Examiners and judges have to pursue decisions that are just, with at least  the same commitment as they put into safeguarding parties’ right to be heard. In cases where parties put forward malicious interpretations of national law, this final target could require a certain degree of freedom for the judging body to full review and investigate national law and case law. Wouldn’t this be the natural approach for bodies like OHIM, which this Kat loves to imagine as being populated with valuable jurists who originate from all the EU's jurisdictions?

What do readers think?

6 comments:

Anonymous said...

What do readers think about what ?

Wouter Pors said...

Very good, the EU institutions learn to apply the rule of ius curia novit, at least for the EU member states!

The alleged contribution from Holland could not have come from a learned Katfriend. The first textbook on procedural law that students get to see indeed also quite clearly says: ius curia novit. Articles 67 and 68 of the Dutch Code of Civil Procedure provide how the court should obtain this knowledge, with a reference to the 1968 European Convention on information on foreign law and the more recent Regulation (EC)1/2003, which only relates to informationon competition law issues. The District Attorney in The Hague is repsonsible for the coordination of questions and answers.

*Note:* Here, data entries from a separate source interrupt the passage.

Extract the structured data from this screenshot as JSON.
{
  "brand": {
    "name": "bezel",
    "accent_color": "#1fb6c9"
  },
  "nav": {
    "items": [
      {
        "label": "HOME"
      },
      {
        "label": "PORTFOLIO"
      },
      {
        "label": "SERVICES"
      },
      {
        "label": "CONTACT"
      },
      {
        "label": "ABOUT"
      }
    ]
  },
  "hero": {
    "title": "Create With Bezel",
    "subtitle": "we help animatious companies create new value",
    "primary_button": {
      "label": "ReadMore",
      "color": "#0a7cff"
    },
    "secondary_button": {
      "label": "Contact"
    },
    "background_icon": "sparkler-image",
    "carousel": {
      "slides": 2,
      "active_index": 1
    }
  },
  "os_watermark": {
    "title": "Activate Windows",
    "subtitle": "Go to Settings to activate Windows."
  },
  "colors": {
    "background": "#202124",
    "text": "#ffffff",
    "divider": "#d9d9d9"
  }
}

Article 67 indeed also provides that the parties have a right to be heard about the questions that the court will pose, whereas article 68 provides thah they can comment on the answers obtained.

That being said, courts do like to get some information from the lawyers on the content of foreign law, because that makes it easier for the court to get the additional information. Besides, if such information is not contested by the other party, the court tends to accept it, even though that does not really take away its obligation to make its own inquiries.

So, Holland seems sato be as civilized as Italy and France, and indeed observes the 1968 Convention.

Wouter Pors
Bird & Bird The Hague

Alberto Bellan said...

Wouter, thank you for your comment! What is surprising here is that not only this principle diverges between Member State Laws, but also within the EU system, depending on the field. Astonishing.

Anonymous @12.47: you won't believe it, but I've just performed a reading comprehension test. (likely failing)

The iPuffin said...

The difference may perhaps lie with the role of the judge - ie the inquisitorial v the adversarial system.

The EU situation is clearly adversarial, and whilst the balance of proving a point of fact begins with the party seeking to rely upon it, if the other side do not contest the point then they have themselves to blame.

Foreign law is a question of fact which is no different from any other fact a party seeks to adduce. In an adversarial case, it is not open to a judge to research and rely upon the same without giving the representatives the right to comment.

Alberto Bellan said...

Thank you for your comment, iPuffin.

The adversarial v inquisitorial was also one of my EIPIN friends' point, when we discussed the issue some days ago. Still, once again: what would be better for the EU judging bodies to adopt, considering the peculiarities of the system?

Anonymous said...

adversarial v inquisitorial

what about a mix system, that shows features of both adversarial and inquisitorial systems. An adversarial approach with some inquisitorial characteristics, as realized in some national systems.

"In cases where parties put forward malicious interpretations of national law, this final target could require a certain degree of freedom for the judging body to full review and investigate national law and case law.

I'm a big supporter of the principle: "facts are for the parties, a judge can always fill in legal grounds."

I think, there is an agreement between most of European countries regulating how national judges should consult foreign law.